Ilustres baianos, porção generosa e malfadada do Brasil, a cujo solo se tem agarrado mais essas famintas e empestadas harpias, quanto me punge o vosso destino! Quanto o não poder há mais tempo ir enxugar as vossas lágrimas e abrandar o vosso desespero! Baianos, o brio é a vossa divisa, expeli do vosso seio esses monstros, que se sustentam do vosso sangue; não os temais, vossa paciência faz a sua força. Eles já não são portugueses, expeli-os e vinde reunir-se a nós, que vos abrimos os braços.
Valentes mineiros, intrépidos pernambucanos defensores da liberdade brasileira, voai em socorro dos vossos vizinhos irmãos: não é a causa de uma Província, é a causa do Brasil, que se defende na primogênita de Cabral. Extingui esse viveiro de fardados lobos, que ainda sustentam os sanguinários caprichos do partido faccioso. Recordai-vos, pernambucanos das fogueiras do Bonito e das cenas do Recife. Poupai porém, e amai, como irmãos a todos os portugueses pacíficos, que respeitam nossos direitos e desejam a nossa e sua verdadeira felicidade.

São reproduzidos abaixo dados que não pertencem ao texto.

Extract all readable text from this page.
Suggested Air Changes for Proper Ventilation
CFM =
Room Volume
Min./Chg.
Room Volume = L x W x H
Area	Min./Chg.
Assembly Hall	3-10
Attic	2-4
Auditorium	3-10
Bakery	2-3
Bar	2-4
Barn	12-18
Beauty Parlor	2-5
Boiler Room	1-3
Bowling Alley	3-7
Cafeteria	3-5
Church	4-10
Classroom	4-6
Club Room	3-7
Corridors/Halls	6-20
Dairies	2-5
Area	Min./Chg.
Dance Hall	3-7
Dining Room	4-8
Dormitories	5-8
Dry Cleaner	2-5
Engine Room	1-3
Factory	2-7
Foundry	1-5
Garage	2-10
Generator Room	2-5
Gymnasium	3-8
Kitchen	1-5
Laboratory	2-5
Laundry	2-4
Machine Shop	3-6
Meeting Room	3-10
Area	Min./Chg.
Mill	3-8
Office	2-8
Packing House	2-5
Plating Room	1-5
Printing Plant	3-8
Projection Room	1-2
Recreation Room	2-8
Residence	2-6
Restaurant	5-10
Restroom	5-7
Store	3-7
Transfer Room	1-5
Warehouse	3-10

Habitantes do Ceará, do Maranhão, do riquíssimo Pará, vós todos das belas e amenas Províncias do norte, vinde exarar e assinar o ato da nossa emancipação para figurarmos (é tempo) diretamente na grande associação política. Brasileiros em geral! Amigos, reunamo-nos; sou vosso compatriota, sou vosso Defensor; encaremos, como único prêmio de nossos suores, a honra, a glória, a prosperidade do Brasil. Marchando por esta estrada ver-me-eis sempre à vossa frente, e no lugar do maior perigo. A minha felicidade (convencei-vos) existe na vossa felicidade: é minha glória reger um povo brioso e livre. Dai-me o exemplo das vossas virtudes e da vossa união. Serei digno de vós.
Palácio do Rio de Janeiro em primeiro de agosto de 1822.